Wednesday, October 17th, 2012
By William Kincaid
Flu protection from comfort of vehicle
CELINA - Getting a flu shot on Tuesday was as easy as ordering a hamburger at a fast-food restaurant.
The Mercer County Celina City Health Department hosted a drive-thru fall flu season clinic for the fourth year in a row, this time for an entire day. Department staff also used the clinic at the Mercer County Fairgrounds as a pandemic practice drill.
"It's a win-win, this type of exercise," public health administrator Dale Palmer said.
Customers - mostly the elderly and parents with small children - drove through one of four stations set up inside buildings. An estimated 350 people were screened, registered, vaccinated and evaluated all while remaining in their vehicles.

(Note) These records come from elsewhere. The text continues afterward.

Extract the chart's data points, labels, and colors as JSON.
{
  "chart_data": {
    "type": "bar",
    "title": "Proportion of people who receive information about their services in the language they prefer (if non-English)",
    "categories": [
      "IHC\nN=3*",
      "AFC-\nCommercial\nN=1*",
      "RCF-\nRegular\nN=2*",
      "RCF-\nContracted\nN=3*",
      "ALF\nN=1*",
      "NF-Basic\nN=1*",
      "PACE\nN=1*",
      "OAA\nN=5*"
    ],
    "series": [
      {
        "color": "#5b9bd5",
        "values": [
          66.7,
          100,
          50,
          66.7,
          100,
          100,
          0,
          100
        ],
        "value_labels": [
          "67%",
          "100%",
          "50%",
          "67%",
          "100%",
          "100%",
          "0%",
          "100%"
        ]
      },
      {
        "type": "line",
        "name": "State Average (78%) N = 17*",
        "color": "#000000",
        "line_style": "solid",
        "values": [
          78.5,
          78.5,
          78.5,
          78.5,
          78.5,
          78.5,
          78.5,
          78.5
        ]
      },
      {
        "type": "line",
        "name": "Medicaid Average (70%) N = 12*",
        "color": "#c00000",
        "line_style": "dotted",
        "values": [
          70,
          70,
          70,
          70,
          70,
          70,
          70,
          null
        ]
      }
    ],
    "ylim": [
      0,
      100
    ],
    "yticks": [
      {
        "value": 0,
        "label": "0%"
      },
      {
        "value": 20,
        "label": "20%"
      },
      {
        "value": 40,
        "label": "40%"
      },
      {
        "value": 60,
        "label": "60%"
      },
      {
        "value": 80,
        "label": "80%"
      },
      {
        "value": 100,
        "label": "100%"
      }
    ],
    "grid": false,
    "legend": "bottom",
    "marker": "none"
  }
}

"It's very convenient," Deb Scheer, director of emergency preparedness, said.
Palmer said the Centers for Disease Control and Prevention develops a new vaccination each year based on the strains of flu circling the globe. Scheer pointed out that viruses change all the time.
This year's flu vaccine contains strains of H1NI - the viral culprit of the 2009 swine flu pandemic - H3N2, Type A and Type B.
Palmer advised against getting the flu shot too early, such as in August, because the vaccination's efficacy will be comprised during the long flu season.
Scheer also added that it takes two weeks for the injected vaccine to begin protecting against viruses.
A yearly vaccination is recommended for nearly everybody, but figures released late last month show that just 52 percent of children and 39 percent of adults were immunized last year.
The best protected were tots ages 6 months to 23 months; 75 percent were vaccinated last year, up from 68 percent the previous year.
Only 66 percent of senior citizens were immunized last year, even though they are at especially high risk of severe illness or death if they catch the flu.
Older adults got a little lost in the recent public health push to explain that flu vaccine benefits all ages - and it's time to target them again, said Dr. Daniel Jernigan, a flu specialist with the CDC.
In contrast, child deaths from flu have made headlines in recent years - the U.S. counted 34 pediatric deaths last year - raising parents' awareness of the risk, he said.
The only people who shouldn't get vaccinated: babies younger than 6 months and those with severe allergies to the eggs used to make the vaccine.
Flu specialists can't say how bad this winter's flu season might be. Influenza strains constantly evolve, and some cause more illness than others. Last year's season was considered mild.
Palmer said the department would set up a clinic similar to the one held Tuesday in the event of a large outbreak.
"Our worst nightmare would be a mass pandemic," he said.
- The Associated Press contributed to this story.